Enhancing multi-scenario data-driven energy consumption prediction in campus buildings by selecting appropriate inputs and improving algorithms with attention mechanisms

Abstract

Effective building energy prediction is vital for sustainable development, especially with an increasing focus on flexibility and elasticity in building energy usage. However, challenges persist in input and algorithm selection including suitable input selection and the balance of calculation time consumption and prediction precision. This study proposed a method for suitable input selection and introduced a CNN-LSTM-SE model for enhancing prediction precision. The CNN-LSTM-SE model integrates a convolutional neural network (CNN) process and a squeeze-and-excitation (SE) block attention mechanism into a long short-term memory (LSTM) neural network.
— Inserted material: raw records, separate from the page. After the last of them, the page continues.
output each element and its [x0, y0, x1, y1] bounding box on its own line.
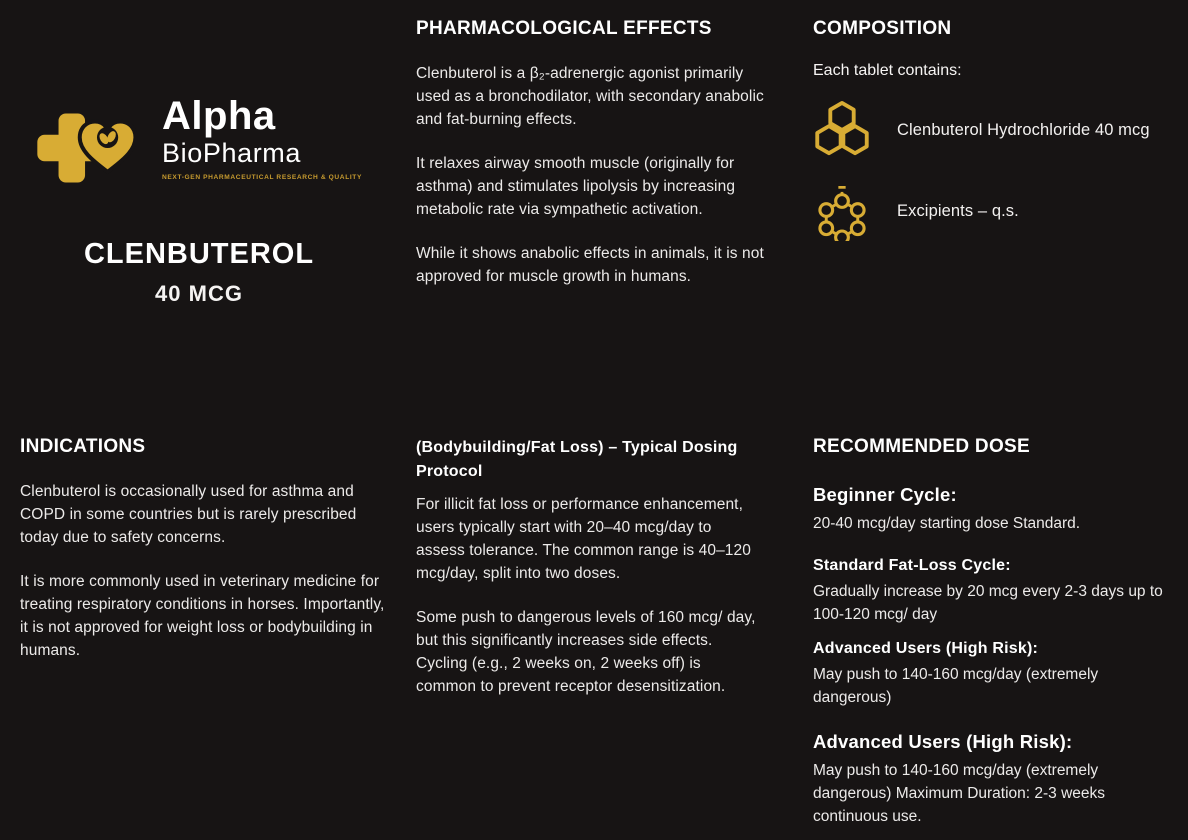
dose-entry [813, 640, 1171, 709]
brand-section [20, 92, 378, 307]
brand-name-bottom: BioPharma [162, 138, 301, 168]
dose-entry [813, 731, 1171, 828]
composition-title: COMPOSITION [813, 18, 952, 39]
dose-entry [813, 557, 1171, 626]
dosing-protocol-title: (Bodybuilding/Fat Loss) – Typical Dosing Protocol [416, 439, 738, 480]
dose-entry-heading: Standard Fat-Loss Cycle: [813, 557, 1011, 574]
pharmacological-effects-title: PHARMACOLOGICAL EFFECTS [416, 18, 712, 39]
product-name: CLENBUTEROL [83, 238, 315, 270]
recommended-dose-section [813, 436, 1171, 840]
dose-entry-heading: Advanced Users (High Risk): [813, 731, 1073, 752]
indications-title: INDICATIONS [20, 436, 146, 457]
composition-subtitle: Each tablet contains: [813, 62, 962, 79]
dosing-paragraph: For illicit fat loss or performance enhancement, users typically start with 20–40 mcg/day to assess tolerance. The common range is 40–120 mcg/day, split into two doses. [416, 496, 751, 582]
effects-paragraph: Clenbuterol is a β₂-adrenergic agonist primarily used as a bronchodilator, with secondary anabolic and fat-burning effects. [416, 65, 764, 128]
composition-section [813, 18, 1175, 262]
effects-paragraph: It relaxes airway smooth muscle (originally for asthma) and stimulates lipolysis by increasing metabolic rate via sympathetic activation. [416, 155, 736, 218]
effects-paragraph: While it shows anabolic effects in animals, it is not approved for muscle growth in humans. [416, 245, 764, 285]
cross-heart-leaf-logo-icon [36, 92, 152, 204]
hexagon-molecule-icon [813, 100, 871, 160]
pharmacological-effects-section [416, 18, 764, 288]
dose-entry [813, 484, 1171, 535]
dose-entry-body: Gradually increase by 20 mcg every 2-3 days up to 100-120 mcg/ day [813, 583, 1163, 623]
dose-entry-body: May push to 140-160 mcg/day (extremely dangerous) Maximum Duration: 2-3 weeks continuous use. [813, 762, 1106, 825]
composition-item [813, 181, 1175, 241]
indications-paragraph: It is more commonly used in veterinary medicine for treating respiratory conditions in horses. Importantly, it is not approved for weight loss or bodybuilding in humans. [20, 573, 385, 659]
brand-lockup [20, 92, 378, 204]
brand-name-top: Alpha [162, 94, 276, 138]
composition-item [813, 100, 1175, 160]
dosing-paragraph: Some push to dangerous levels of 160 mcg/ day, but this significantly increases side effects. Cycling (e.g., 2 weeks on, 2 weeks off) is common to prevent receptor desensitization. [416, 609, 756, 695]
indications-section [20, 436, 395, 662]
product-dose: 40 MCG [155, 281, 243, 306]
indications-paragraph: Clenbuterol is occasionally used for asthma and COPD in some countries but is rarely prescribed today due to safety concerns. [20, 483, 357, 546]
brand-wordmark [162, 92, 362, 182]
dose-entry-body: 20-40 mcg/day starting dose Standard. [813, 515, 1081, 532]
brand-tagline: NEXT-GEN PHARMACEUTICAL RESEARCH & QUALITY [162, 174, 362, 181]
recommended-dose-title: RECOMMENDED DOSE [813, 436, 1030, 457]
composition-item-label: Clenbuterol Hydrochloride 40 mcg [897, 120, 1150, 139]
dose-entry-heading: Advanced Users (High Risk): [813, 640, 1039, 657]
dose-entry-heading: Beginner Cycle: [813, 484, 957, 505]
composition-item-label: Excipients – q.s. [897, 201, 1019, 220]
molecule-ring-icon [813, 181, 871, 241]
dose-entry-body: May push to 140-160 mcg/day (extremely dangerous) [813, 666, 1099, 706]
dosing-protocol-section [416, 436, 764, 698]
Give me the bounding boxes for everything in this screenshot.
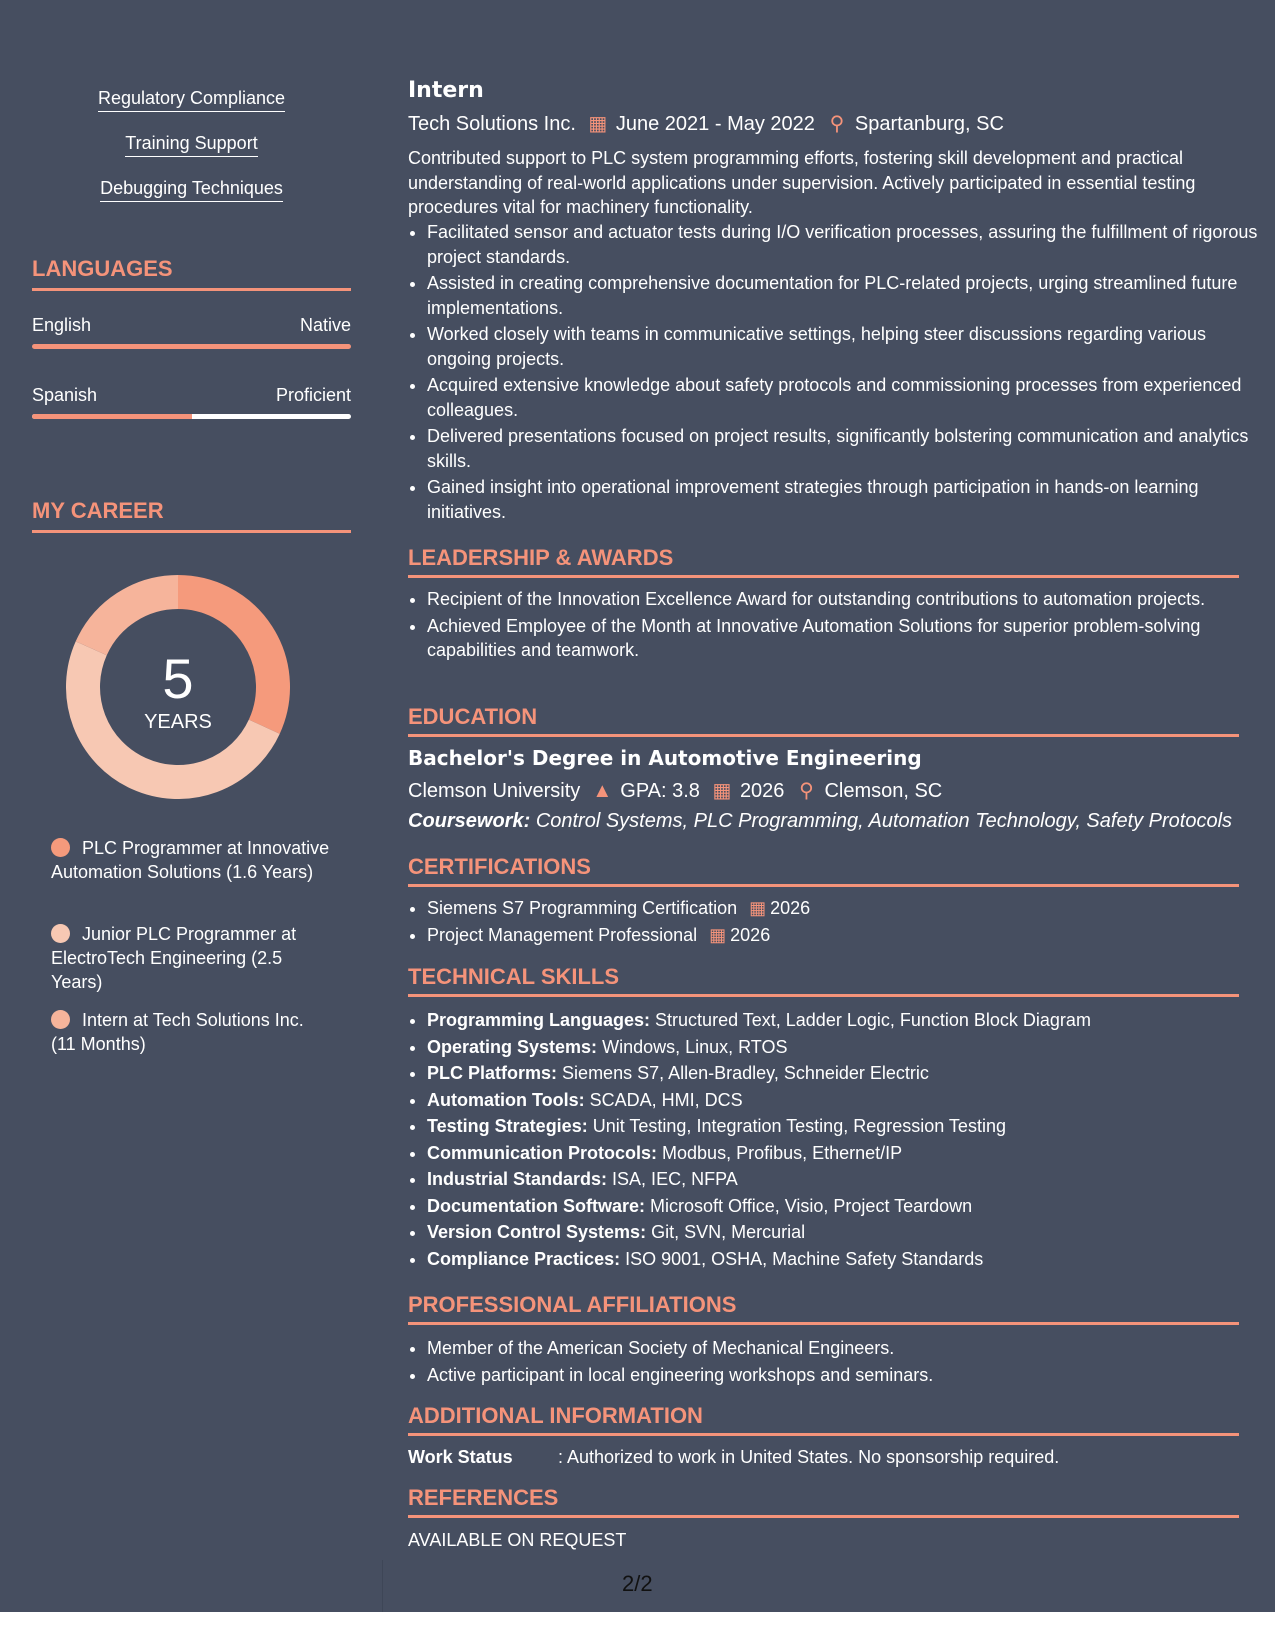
skill-item [427, 1061, 1258, 1086]
skill-label: Documentation Software: [427, 1195, 646, 1216]
education-location: Clemson, SC [824, 780, 943, 802]
certifications-list [408, 896, 1258, 949]
work-status-value: : Authorized to work in United States. No sponsorship required. [558, 1447, 1060, 1467]
calendar-icon: ▦ [749, 898, 767, 918]
skill-value: ISO 9001, OSHA, Machine Safety Standards [625, 1248, 984, 1269]
technical-skills-heading: TECHNICAL SKILLS [408, 964, 1239, 997]
skill-item [427, 1035, 1258, 1060]
language-name: Spanish [32, 385, 98, 405]
skill-value: Unit Testing, Integration Testing, Regression Testing [592, 1116, 1006, 1136]
career-donut-center [66, 575, 290, 799]
coursework-label: Coursework: [408, 810, 531, 832]
graduation-year: 2026 [739, 780, 785, 802]
company-name: Tech Solutions Inc. [408, 113, 576, 135]
career-item [51, 1008, 331, 1056]
career-dot [51, 838, 70, 857]
skill-value: Modbus, Profibus, Ethernet/IP [662, 1142, 903, 1163]
skill-item [427, 1008, 1258, 1033]
gpa: GPA: 3.8 [620, 780, 700, 802]
career-dot [51, 1010, 70, 1029]
affiliation-item: • Member of the American Society of Mechanical Engineers. [427, 1336, 1258, 1361]
calendar-icon: ▦ [709, 924, 727, 945]
skill-item [427, 1247, 1258, 1272]
certification-year: 2026 [770, 898, 811, 918]
job-bullet: • Acquired extensive knowledge about safety protocols and commissioning processes from experienced colleagues. [427, 373, 1258, 422]
career-donut-chart [66, 575, 290, 799]
skill-item [427, 1088, 1258, 1113]
language-bar [32, 344, 351, 349]
career-item-text: Intern at Tech Solutions Inc. (11 Months) [51, 1010, 304, 1054]
sidebar-divider [382, 1560, 383, 1612]
language-name: English [32, 315, 92, 335]
certification-item [427, 896, 1258, 921]
career-item-text: PLC Programmer at Innovative Automation Solutions (1.6 Years) [51, 838, 330, 882]
job-location: Spartanburg, SC [854, 113, 1004, 135]
job-bullet: • Facilitated sensor and actuator tests during I/O verification processes, assuring the fulfillment of rigorous project standards. [427, 220, 1258, 269]
skill-label: Automation Tools: [427, 1089, 585, 1110]
skill-value: Structured Text, Ladder Logic, Function Block Diagram [655, 1010, 1091, 1030]
career-total-years: 5 [162, 647, 194, 710]
language-bar [32, 414, 351, 419]
school-name: Clemson University [408, 780, 581, 802]
job-meta [408, 111, 1004, 136]
coursework [408, 810, 1232, 833]
affiliations-heading: PROFESSIONAL AFFILIATIONS [408, 1292, 1239, 1325]
skill-tag [32, 133, 351, 154]
skill-value: ISA, IEC, NFPA [612, 1169, 738, 1189]
graduation-cap-icon: ▲ [592, 780, 613, 802]
education-meta [408, 778, 942, 803]
affiliations-list [408, 1336, 1258, 1389]
job-dates: June 2021 - May 2022 [615, 113, 815, 135]
skill-item [427, 1114, 1258, 1139]
certifications-heading: CERTIFICATIONS [408, 854, 1239, 887]
skill-label: Programming Languages: [427, 1010, 651, 1030]
certification-item [427, 923, 1258, 948]
skill-tag-label: Regulatory Compliance [98, 88, 285, 112]
affiliation-item: • Active participant in local engineering workshops and seminars. [427, 1363, 1258, 1388]
certification-name: Project Management Professional [427, 924, 698, 945]
skill-tag [32, 178, 351, 199]
career-item [51, 922, 331, 994]
skill-tag-label: Debugging Techniques [100, 178, 283, 202]
leadership-item: • Achieved Employee of the Month at Innovative Automation Solutions for superior problem-solving capabilities and teamwork. [427, 614, 1258, 663]
skill-item [427, 1141, 1258, 1166]
career-heading: MY CAREER [32, 498, 351, 533]
calendar-icon: ▦ [712, 780, 732, 802]
references-text: AVAILABLE ON REQUEST [408, 1530, 627, 1550]
calendar-icon: ▦ [588, 113, 608, 135]
skill-label: PLC Platforms: [427, 1063, 558, 1083]
job-bullets [408, 220, 1258, 526]
language-level: Native [299, 315, 351, 335]
skill-value: Git, SVN, Mercurial [651, 1222, 806, 1242]
leadership-item: • Recipient of the Innovation Excellence Award for outstanding contributions to automation projects. [427, 587, 1258, 612]
education-heading: EDUCATION [408, 704, 1239, 737]
skill-label: Compliance Practices: [427, 1248, 621, 1269]
skill-label: Industrial Standards: [427, 1169, 608, 1189]
career-item [51, 836, 331, 884]
job-bullet: • Worked closely with teams in communicative settings, helping steer discussions regarding various ongoing projects. [427, 322, 1258, 371]
skill-item [427, 1194, 1258, 1219]
skill-value: Siemens S7, Allen-Bradley, Schneider Electric [562, 1063, 929, 1083]
skill-label: Operating Systems: [427, 1036, 598, 1057]
skill-label: Version Control Systems: [427, 1222, 647, 1242]
additional-info-heading: ADDITIONAL INFORMATION [408, 1403, 1239, 1436]
skill-value: SCADA, HMI, DCS [589, 1089, 743, 1110]
leadership-heading: LEADERSHIP & AWARDS [408, 545, 1239, 578]
skill-label: Testing Strategies: [427, 1116, 588, 1136]
career-total-unit: YEARS [144, 711, 212, 733]
job-title: Intern [408, 78, 484, 103]
coursework-list: Control Systems, PLC Programming, Automation Technology, Safety Protocols [535, 810, 1233, 832]
references-heading: REFERENCES [408, 1485, 1239, 1518]
languages-heading: LANGUAGES [32, 256, 351, 291]
degree-title: Bachelor's Degree in Automotive Engineering [408, 746, 922, 770]
language-level: Proficient [275, 385, 351, 405]
leadership-list [408, 587, 1258, 665]
language-bar-fill [32, 344, 351, 349]
job-summary: Contributed support to PLC system programming efforts, fostering skill development and practical understanding of real-world applications under supervision. Actively participated in essential testing procedures vital for machinery functionality. [408, 148, 1196, 217]
job-bullet: • Delivered presentations focused on project results, significantly bolstering communication and analytics skills. [427, 424, 1258, 473]
skill-value: Windows, Linux, RTOS [602, 1036, 788, 1057]
map-pin-icon: ⚲ [829, 113, 845, 135]
skill-item [427, 1220, 1258, 1245]
work-status-row [408, 1447, 1059, 1468]
skill-tag-label: Training Support [125, 133, 257, 157]
map-pin-icon: ⚲ [799, 780, 814, 802]
skill-item [427, 1167, 1258, 1192]
job-bullet: • Assisted in creating comprehensive documentation for PLC-related projects, urging streamlined future implementations. [427, 271, 1258, 320]
skill-label: Communication Protocols: [427, 1142, 658, 1163]
certification-year: 2026 [730, 924, 771, 945]
career-item-text: Junior PLC Programmer at ElectroTech Engineering (2.5 Years) [51, 924, 297, 992]
technical-skills-list [408, 1008, 1258, 1273]
skill-tag [32, 88, 351, 109]
job-bullet: • Gained insight into operational improvement strategies through participation in hands-on learning initiatives. [427, 475, 1258, 524]
skill-value: Microsoft Office, Visio, Project Teardown [650, 1195, 973, 1216]
certification-name: Siemens S7 Programming Certification [427, 898, 738, 918]
career-dot [51, 924, 70, 943]
language-bar-fill [32, 414, 192, 419]
work-status-label: Work Status [408, 1447, 513, 1467]
page-number: 2/2 [622, 1571, 653, 1596]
Experiments across seven buildings demonstrate that selecting inputs improves the prediction performance with a 13.94 % decrease in MAPE (mean absolute percent error), a 3.36 % increase in R2 (coefficient of determination), and an 11.20 % decrease in CV-RMSE (coefficient-of-variation of root mean square error) on average compared to not selecting inputs. Moreover, implementing CNN-LSTM-SE yields a 21.44 % MAPE decrease, a 6.25 % R2 increase, and a 21.82 % CV-RMSE decrease compared to alternative algorithms. Simultaneously employing suitable inputs and CNN-LSTM-SE balances time consumption and prediction precision optimally.